Ano takie, że… Panujące w wysoko zorganizowanych społeczeństwach Zachodu przekonanie, że wyższość technologiczna stanowi o ich przewadze militarnej, może już wkrótce skutkować obudzeniem się z ręką w nocniku… W związku z wydarzeniami w Syrii wraca temat zbrodniczej praktyki tworzenia różnych rodzajów nowomowy. Koronnym przykładem jest nazywanie uzbrojonych po zęby najemników cywilami, celem wyzwolenia krwiożerczych instynktów motłochu dominującego wśród odbiorców amerykańskich mediów.

Tworzeniem nowomowy zajmować może się każdy, kto ma na pasku dziennikarzy skoncentrowanych w „wolnych mediach”. Zrównanie lingwistyczne strzelających do każdego zauważonego Syryjczyka najemników, z kobietami ciężarnymi i kobietami z dzieckiem na ręku, ma na celu postawienie obrońców ojczyzny przed Międzynarodowym Trybunałem ds.
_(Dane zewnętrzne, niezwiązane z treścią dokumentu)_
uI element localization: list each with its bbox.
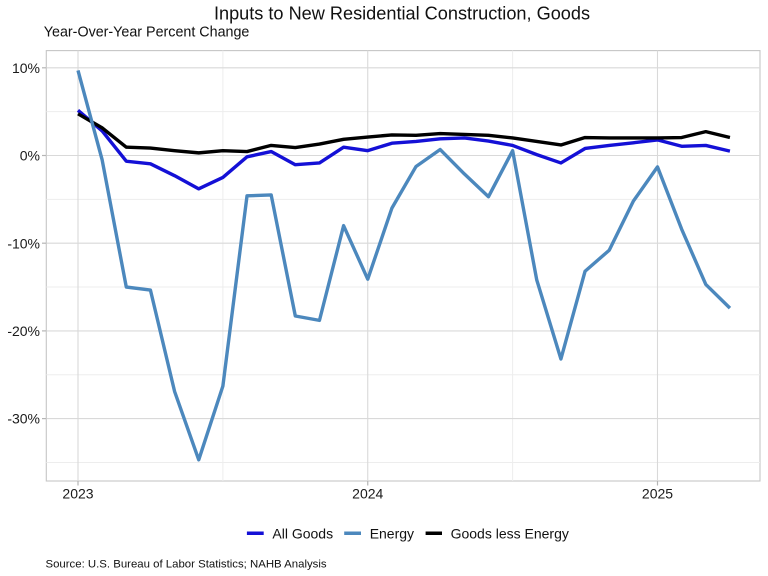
- svg-text:All Goods: All Goods: [272, 525, 333, 541]
- svg-text:10%: 10%: [12, 60, 40, 76]
- svg-text:2024: 2024: [352, 486, 383, 502]
- svg-text:Source: U.S. Bureau of Labor S: Source: U.S. Bureau of Labor Statistics;…: [46, 559, 327, 571]
- svg-text:Year-Over-Year Percent Change: Year-Over-Year Percent Change: [44, 25, 250, 41]
- svg-text:-20%: -20%: [7, 323, 40, 339]
- svg-text:2023: 2023: [62, 486, 93, 502]
- svg-text:Goods less Energy: Goods less Energy: [451, 525, 569, 541]
- svg-text:Inputs to New Residential Cons: Inputs to New Residential Construction, …: [214, 3, 590, 23]
- svg-text:-30%: -30%: [7, 411, 40, 427]
- svg-text:Energy: Energy: [370, 525, 414, 541]
- svg-text:0%: 0%: [20, 148, 40, 164]
- svg-text:2025: 2025: [642, 486, 673, 502]
- svg-text:-10%: -10%: [7, 235, 40, 251]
Zbrodni Wojennych.

Ale: To zwycięscy będą sędziami tego Trybunału, a oskarżonymi będą ci, którzy ponieśli sromotną klęskę. Sędziowie z Libii, Afganistanu, Wietnamu i Iranu wymierzą zasłużoną karę zbrodniarzom wojennym…

.

Adam Jezierski

Dodaj komentarz


komentarze 2

  1. Tylko kompletny idiota sprzedaje najnowocześniejsze uzbrojenie pozbawiając się przewagi technologicznej. Ale postulat, by nie kupować przestarzałych samolotów bezzałogowych Predator, skoro możemy wyremontować migi lub tupolewy i przerobić je na supernowoczesne śmigłowce jest jak najbardziej zasadny. Amerykanie sprzedają broń lokalnym watażkom po to, żeby sobie powojowali, a nie po to, żeby Amerykanom zagrażali.